Welcome back to Part 2 of my tutorial on building a deep learning model for image classification. In Part 1, It covered the basics of deep learning and walked through the steps to prepare our data for training and basic deep learning model or environment as well. Now, we will focus on the structure of the deep learning project and how to monitor it during training. In the previous blog, you could see I follow an “all-in-one” style for combining all code into one file. In this blog I will introduce you to the basic deep learning project structure and some monitors to help you to track the model performance during training.
1. Project structure
When starting a new deep learning project, it’s essential to plan ahead and think about the overall structure of the project. This will make it easier to maintain your code and data as your project grows, and to collaborate with other developers and researchers.
1.1. Key components
Here are the key components of a deep learning project:
- Data: The first step in any machine learning project is to gather and preprocess data. In the case of image classification, this means collecting a large dataset of images that are labeled with the corresponding classes. There are several popular datasets for image classification, such as CIFAR-10, MNIST, and ImageNet. You can also create your dataset by collecting images from various sources.
Once you have your dataset, you will need to preprocess it by resizing the images, normalizing the pixel values, and splitting it into training, validation, and testing sets. It’s essential to ensure that your data is well-organized and that the directory structure is consistent across all subsets.
- Model: The next component of a deep learning project is the model itself. There are many deep learning architectures to choose from, such as Convolutional Neural Networks (CNNs), Residual Networks (ResNets), and Recurrent Neural Networks (RNNs). You can also use transfer learning by fine-tuning pre-trained models such as VGG16 or Inception.
It’s crucial to define the model architecture clearly and to document any hyperparameters and design decisions. This will make it easier to reproduce your results and to make changes to the model in the future.
- Training: Once you have your data and model, it’s time to train the model on the training set. This involves running the images through the model and adjusting the weights and biases to minimize the loss function. You can use various optimization algorithms, such as stochastic gradient descent (SGD), Adam, or RMSprop.
It’s important to monitor the training process by logging the loss and accuracy metrics, and to use techniques such as early stopping and learning rate scheduling to prevent overfitting and speed up convergence.
- Evaluation: After training, you need to evaluate the performance of the model on the validation set. This involves running the images through the model and computing metrics such as accuracy, precision, recall, and F1 score. You can also use techniques such as confusion matrices and ROC curves to analyze the model’s behavior.

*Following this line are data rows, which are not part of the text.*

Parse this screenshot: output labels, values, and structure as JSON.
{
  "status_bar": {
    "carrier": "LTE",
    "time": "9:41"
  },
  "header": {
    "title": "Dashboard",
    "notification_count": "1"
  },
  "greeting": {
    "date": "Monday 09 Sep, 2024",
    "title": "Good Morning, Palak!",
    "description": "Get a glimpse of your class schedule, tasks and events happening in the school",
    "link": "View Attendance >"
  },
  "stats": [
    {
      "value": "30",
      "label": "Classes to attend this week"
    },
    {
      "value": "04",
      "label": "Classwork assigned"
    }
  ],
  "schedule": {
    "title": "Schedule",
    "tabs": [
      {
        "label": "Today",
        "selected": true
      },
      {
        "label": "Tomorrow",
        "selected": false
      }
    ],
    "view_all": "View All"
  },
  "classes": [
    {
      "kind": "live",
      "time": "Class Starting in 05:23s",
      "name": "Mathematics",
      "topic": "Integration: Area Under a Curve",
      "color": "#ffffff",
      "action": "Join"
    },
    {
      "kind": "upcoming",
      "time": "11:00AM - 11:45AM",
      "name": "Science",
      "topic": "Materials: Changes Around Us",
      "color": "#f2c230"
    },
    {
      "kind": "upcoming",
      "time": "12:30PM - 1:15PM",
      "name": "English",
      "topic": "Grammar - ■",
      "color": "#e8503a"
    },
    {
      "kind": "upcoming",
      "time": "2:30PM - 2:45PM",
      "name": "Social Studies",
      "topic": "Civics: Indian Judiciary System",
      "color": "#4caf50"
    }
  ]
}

It’s important to report the evaluation results clearly and to compare them with the state-of-the-art models in the literature. This will help you determine whether your model is good enough for the intended application.
- Deployment: Finally, once you have a trained and evaluated model, it’s time to deploy it in the real world. This involves converting the model into a format that can be run on different platforms, such as TensorFlow Lite or ONNX. You can also deploy the model on the cloud or on edge devices such as Raspberry Pi or Jetson Nano.
It’s important to document the deployment process clearly and to test the model thoroughly on new data to ensure that it behaves as expected.
Now that we have covered the key components of a deep learning project, let’s discuss how to organize your code and data to ensure efficiency and reproducibility.
1.2. Code structure
1.2.1. Data Organization
In this structure, we have separate directories for the training, validation, and testing data, with subdirectories for each class. This makes it easy to load the data using data generators or PyTorch datasets.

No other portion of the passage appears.